Stephen Tanzer's


What single wine are you particularly enjoying during these warm weeks of summer? What dishes do you pair it with at your restaurant, and how do you use this personal favorite at home?

Jeff Porter, Wine Director, Del Posto (New York City). Here at Del Posto we are excited about our Insalata Primavera (though we know it is past spring). The salad is a mélange of the best our green market has to offer. The plate has a sweet pea puree on the bottom, then the roasted, raw and sauteed veggies are piled on top with a crumble of Castelmagno cheese. The dressing is a citron vinaigrette. I’m currently serving this with the Kofererhof 2011 Riesling from Alto Adige. The wine is dry but has ample fleshy fruit notes with vibrant hints of herbs and a crisp, clean finish.

As for my favorite wines these days at home, it’s riesling in all its glory: from the Mosel, Rheinhessen, Rheingau, Pfalz and Nahe, Aussie riesling from Clare and Eden Valley, and some Alsatian riesling as well. My wife and I love spicy dishes: we enjoy grilled shrimp with mango salsa, Thai steak with red chilies and lemongrass. We try to keep our palates cool and our souls spicy.

Chuck Furuya, Master Sommelier, DK Restaurants (Honolulu). Right now, we are enjoying the Cantine Valenti Etna Bianco Enrico IV, a very light-bodied, pretty, pure and delicately aromatic white wine from Sicily. It’s made from 100% carricante grown near the base of Mt. Etna; this wine is absolutely delicious, lipsmackin’ and thirst-quenching. We served it the other night with our VINO restaurant’s Home-Made Seafood Sausage with caramelized fennel, roasted tomatoes, Kahuku corn and orzo and will serve it tomorrow night with our VINO Niçoise Salad with Kalamata olives, fingerling tomatoes, sliced egg and seared ahi. It really does just uplift the flavors of each dish and wonderfully cleanses the palate between bites.

For red wine lovers, we recommend the Domaine Fontsainte Corbières Les Demoiselles.  The core of this wonderfully delicious, interesting, gulpable red wine is 100-year carignane vines, which give the wine a very sublime vinosity that certainly keeps things interesting from your first glass to your last. I was taken aback a few years ago when tasting so many southern French red country-styled wines dominated by syrah. Thankfully carignane is not dominating or showy. And it really can add deliciousness to blends. I really like the way some winemakers tinker with their red wine blends, so that no one grape variety stands out among. In these wines the terroir is then more transparent. We typically serve this with our Home-made Fettucine Pasta with smoked Big Island pork, “Small Kine’” Farms mushrooms, sun dried tomatoes and a sunny-side egg.

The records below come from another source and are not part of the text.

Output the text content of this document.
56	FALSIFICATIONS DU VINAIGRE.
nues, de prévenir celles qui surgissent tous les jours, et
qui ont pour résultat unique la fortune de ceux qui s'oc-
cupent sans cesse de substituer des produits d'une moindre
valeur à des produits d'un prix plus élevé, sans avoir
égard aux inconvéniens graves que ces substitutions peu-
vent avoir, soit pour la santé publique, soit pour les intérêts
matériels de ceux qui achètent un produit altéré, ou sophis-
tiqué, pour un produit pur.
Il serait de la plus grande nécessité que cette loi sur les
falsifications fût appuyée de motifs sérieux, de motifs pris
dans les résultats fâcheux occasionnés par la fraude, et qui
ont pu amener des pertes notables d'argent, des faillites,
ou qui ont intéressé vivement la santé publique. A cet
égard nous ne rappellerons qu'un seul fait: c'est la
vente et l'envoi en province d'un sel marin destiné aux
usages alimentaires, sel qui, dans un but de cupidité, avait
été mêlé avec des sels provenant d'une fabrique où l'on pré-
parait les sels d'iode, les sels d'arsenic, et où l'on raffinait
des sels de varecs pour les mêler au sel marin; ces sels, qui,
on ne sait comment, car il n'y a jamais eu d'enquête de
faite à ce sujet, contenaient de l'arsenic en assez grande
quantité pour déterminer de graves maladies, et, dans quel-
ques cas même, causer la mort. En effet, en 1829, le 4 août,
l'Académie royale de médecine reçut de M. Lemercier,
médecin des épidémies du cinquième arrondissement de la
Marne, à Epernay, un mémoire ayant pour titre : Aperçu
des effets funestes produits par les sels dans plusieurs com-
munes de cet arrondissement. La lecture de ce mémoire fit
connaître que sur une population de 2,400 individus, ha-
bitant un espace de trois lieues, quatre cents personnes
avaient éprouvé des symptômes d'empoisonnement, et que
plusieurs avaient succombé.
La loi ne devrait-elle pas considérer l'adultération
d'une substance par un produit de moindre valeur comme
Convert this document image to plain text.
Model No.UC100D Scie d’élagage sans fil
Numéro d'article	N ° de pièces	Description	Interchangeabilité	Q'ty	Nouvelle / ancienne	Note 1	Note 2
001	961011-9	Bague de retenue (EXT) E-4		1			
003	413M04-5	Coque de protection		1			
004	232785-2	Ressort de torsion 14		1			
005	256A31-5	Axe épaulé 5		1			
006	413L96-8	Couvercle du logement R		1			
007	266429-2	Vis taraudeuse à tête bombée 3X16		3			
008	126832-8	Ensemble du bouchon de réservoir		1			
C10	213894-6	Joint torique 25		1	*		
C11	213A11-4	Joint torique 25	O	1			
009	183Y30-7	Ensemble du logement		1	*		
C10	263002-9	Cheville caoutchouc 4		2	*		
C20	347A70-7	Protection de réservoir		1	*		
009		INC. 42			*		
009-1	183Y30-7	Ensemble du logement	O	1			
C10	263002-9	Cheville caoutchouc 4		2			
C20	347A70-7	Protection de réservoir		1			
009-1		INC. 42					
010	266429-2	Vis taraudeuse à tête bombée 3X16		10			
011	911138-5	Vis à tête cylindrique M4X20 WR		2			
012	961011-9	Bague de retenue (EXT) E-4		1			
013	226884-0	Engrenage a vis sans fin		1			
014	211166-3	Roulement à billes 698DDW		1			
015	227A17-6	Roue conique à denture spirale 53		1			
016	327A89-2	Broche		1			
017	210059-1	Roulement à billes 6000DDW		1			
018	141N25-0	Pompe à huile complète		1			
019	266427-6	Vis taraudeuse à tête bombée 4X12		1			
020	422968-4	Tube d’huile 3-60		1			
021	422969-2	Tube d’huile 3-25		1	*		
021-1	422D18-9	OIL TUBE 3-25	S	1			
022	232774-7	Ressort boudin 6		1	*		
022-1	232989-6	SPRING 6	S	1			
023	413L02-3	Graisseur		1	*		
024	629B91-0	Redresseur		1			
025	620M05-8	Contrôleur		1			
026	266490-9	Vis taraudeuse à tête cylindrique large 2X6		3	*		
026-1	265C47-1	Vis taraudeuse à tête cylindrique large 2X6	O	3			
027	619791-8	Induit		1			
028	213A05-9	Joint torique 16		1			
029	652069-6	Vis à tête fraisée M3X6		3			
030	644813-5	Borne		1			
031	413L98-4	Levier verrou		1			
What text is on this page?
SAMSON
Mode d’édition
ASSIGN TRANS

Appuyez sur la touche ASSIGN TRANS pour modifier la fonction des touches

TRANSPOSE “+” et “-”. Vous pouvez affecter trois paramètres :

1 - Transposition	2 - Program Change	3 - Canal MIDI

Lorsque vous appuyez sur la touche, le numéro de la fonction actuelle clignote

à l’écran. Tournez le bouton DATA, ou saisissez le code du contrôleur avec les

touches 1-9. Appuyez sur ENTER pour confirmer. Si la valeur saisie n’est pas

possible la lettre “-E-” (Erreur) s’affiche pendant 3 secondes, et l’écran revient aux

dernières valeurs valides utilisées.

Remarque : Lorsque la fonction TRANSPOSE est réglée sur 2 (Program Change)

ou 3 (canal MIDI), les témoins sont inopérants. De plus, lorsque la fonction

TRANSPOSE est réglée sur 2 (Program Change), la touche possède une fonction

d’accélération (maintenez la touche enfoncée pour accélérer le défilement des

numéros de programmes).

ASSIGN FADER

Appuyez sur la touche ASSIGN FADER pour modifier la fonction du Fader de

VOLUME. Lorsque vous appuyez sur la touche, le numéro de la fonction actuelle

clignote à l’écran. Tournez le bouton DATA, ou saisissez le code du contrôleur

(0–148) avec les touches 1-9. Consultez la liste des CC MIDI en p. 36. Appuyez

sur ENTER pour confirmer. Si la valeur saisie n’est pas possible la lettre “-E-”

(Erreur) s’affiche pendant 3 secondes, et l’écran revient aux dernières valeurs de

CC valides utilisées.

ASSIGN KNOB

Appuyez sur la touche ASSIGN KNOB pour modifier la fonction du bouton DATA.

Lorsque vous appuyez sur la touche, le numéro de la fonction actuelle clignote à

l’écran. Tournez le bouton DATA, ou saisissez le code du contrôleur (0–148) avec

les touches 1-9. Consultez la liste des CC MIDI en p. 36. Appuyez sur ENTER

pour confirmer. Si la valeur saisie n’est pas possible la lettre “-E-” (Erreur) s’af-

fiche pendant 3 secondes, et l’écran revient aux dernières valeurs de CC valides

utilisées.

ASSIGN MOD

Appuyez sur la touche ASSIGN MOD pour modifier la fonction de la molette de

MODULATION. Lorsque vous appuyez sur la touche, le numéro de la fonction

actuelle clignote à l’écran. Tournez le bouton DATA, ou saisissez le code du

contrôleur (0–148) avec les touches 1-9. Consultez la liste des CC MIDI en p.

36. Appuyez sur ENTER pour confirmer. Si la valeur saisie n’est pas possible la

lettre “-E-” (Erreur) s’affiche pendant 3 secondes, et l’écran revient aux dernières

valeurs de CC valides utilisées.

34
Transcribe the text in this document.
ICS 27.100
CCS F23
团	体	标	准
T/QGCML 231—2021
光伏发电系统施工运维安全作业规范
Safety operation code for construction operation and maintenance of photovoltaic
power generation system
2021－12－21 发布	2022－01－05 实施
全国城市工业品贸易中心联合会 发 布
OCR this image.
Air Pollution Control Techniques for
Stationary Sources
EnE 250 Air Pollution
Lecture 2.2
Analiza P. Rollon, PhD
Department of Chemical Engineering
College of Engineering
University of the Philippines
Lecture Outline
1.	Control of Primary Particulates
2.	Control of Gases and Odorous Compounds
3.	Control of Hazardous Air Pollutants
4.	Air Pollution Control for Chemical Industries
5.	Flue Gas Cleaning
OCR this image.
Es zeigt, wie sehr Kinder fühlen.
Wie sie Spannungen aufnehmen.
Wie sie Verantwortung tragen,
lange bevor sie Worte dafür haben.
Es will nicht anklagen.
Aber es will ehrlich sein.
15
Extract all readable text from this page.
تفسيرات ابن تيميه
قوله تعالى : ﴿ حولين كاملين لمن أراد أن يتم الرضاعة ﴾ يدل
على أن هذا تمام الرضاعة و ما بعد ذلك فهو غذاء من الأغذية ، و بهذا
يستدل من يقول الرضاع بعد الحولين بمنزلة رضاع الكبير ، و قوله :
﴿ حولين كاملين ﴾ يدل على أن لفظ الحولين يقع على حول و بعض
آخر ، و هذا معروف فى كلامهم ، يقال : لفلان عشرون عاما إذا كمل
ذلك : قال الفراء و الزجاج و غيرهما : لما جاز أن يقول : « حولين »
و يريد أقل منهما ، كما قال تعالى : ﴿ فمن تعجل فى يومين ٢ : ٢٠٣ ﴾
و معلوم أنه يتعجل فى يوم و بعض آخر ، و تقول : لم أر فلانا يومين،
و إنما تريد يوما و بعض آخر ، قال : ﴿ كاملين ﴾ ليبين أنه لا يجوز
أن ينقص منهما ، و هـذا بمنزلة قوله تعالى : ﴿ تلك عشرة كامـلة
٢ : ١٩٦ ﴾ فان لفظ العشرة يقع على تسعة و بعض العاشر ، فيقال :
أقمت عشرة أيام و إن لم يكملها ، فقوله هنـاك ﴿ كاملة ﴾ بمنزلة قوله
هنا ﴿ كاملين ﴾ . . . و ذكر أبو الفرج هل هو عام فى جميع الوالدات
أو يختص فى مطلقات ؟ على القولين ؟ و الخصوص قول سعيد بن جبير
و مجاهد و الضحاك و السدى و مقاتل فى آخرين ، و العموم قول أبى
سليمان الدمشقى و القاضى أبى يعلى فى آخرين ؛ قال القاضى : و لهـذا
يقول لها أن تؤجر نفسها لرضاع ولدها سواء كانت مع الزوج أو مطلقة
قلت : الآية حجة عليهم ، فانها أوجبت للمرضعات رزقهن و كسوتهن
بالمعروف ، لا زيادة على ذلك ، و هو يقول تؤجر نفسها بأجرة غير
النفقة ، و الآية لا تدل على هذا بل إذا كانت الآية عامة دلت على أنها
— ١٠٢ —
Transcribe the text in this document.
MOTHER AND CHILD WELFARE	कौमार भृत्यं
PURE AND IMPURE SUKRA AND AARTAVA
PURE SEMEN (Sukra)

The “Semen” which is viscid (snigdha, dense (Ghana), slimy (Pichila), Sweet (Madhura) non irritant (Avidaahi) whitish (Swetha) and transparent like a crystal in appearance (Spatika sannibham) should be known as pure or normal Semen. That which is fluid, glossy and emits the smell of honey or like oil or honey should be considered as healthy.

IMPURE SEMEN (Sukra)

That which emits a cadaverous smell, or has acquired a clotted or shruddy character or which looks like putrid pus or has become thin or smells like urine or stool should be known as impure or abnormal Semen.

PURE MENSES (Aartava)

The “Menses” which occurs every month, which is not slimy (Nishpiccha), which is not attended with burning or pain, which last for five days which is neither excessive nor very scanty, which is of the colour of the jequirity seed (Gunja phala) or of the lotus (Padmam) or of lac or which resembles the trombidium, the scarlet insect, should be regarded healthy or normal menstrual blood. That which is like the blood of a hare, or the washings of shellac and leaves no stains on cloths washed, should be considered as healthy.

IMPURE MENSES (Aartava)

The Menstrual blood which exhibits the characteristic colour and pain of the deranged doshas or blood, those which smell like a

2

Today being the 4th of July, I was once again reminded of how handy and apropos a well-chilled bottle of Italian Lambrusco can be. I am not sure if Lambrusco will ever be a “go-to wine” for the masses, but I think it certainly has niches where other wines simply do not fit in as well. On a hot summer’s day, for instance, just as the sun is winding down looking to set, try a well-chilled glass of the light, delicious, fizzy De Medici Lambrusco Quercioli. It just makes things seem right. In between sips, a little cheese and salumi. Again, this wine just seems right.

They just started the barbecue. There is marinated chicken, New York steak which has been marinated in olive oil, garlic and herbs, Portuguese sausage, dry-rub ribs, and a host of fixings to be cooked. I just stuck a bottle of Fattoria Moretto Lambrusco Grasparossa di Castelvetro in the ice. It has a little more stuffing than the De Medici without sacrificing any of its delicious-ness, refreshing-ness or thirstquenching-ness. Sounds good to me! Maybe I should put another bottle on ice just to be safe.

Sara Kavanaugh, Director, The Grill Room, Windsor Court Hotel (New Orleans). I can’t live without the Kruger-Rumpf 2011 Trocken Riesling from the Nahe. The wine is super-clean, pure and understated. I can drink it all day and all night long. It pairs great with vinaigrette or citrus-driven dishes, and/or dishes with high acidity. It really goes with just about anything, in my opinion. I tasted the 2012 of this wine a few weeks ago and I am eagerly awaiting its release.For the price it is truly a delicious wine all around.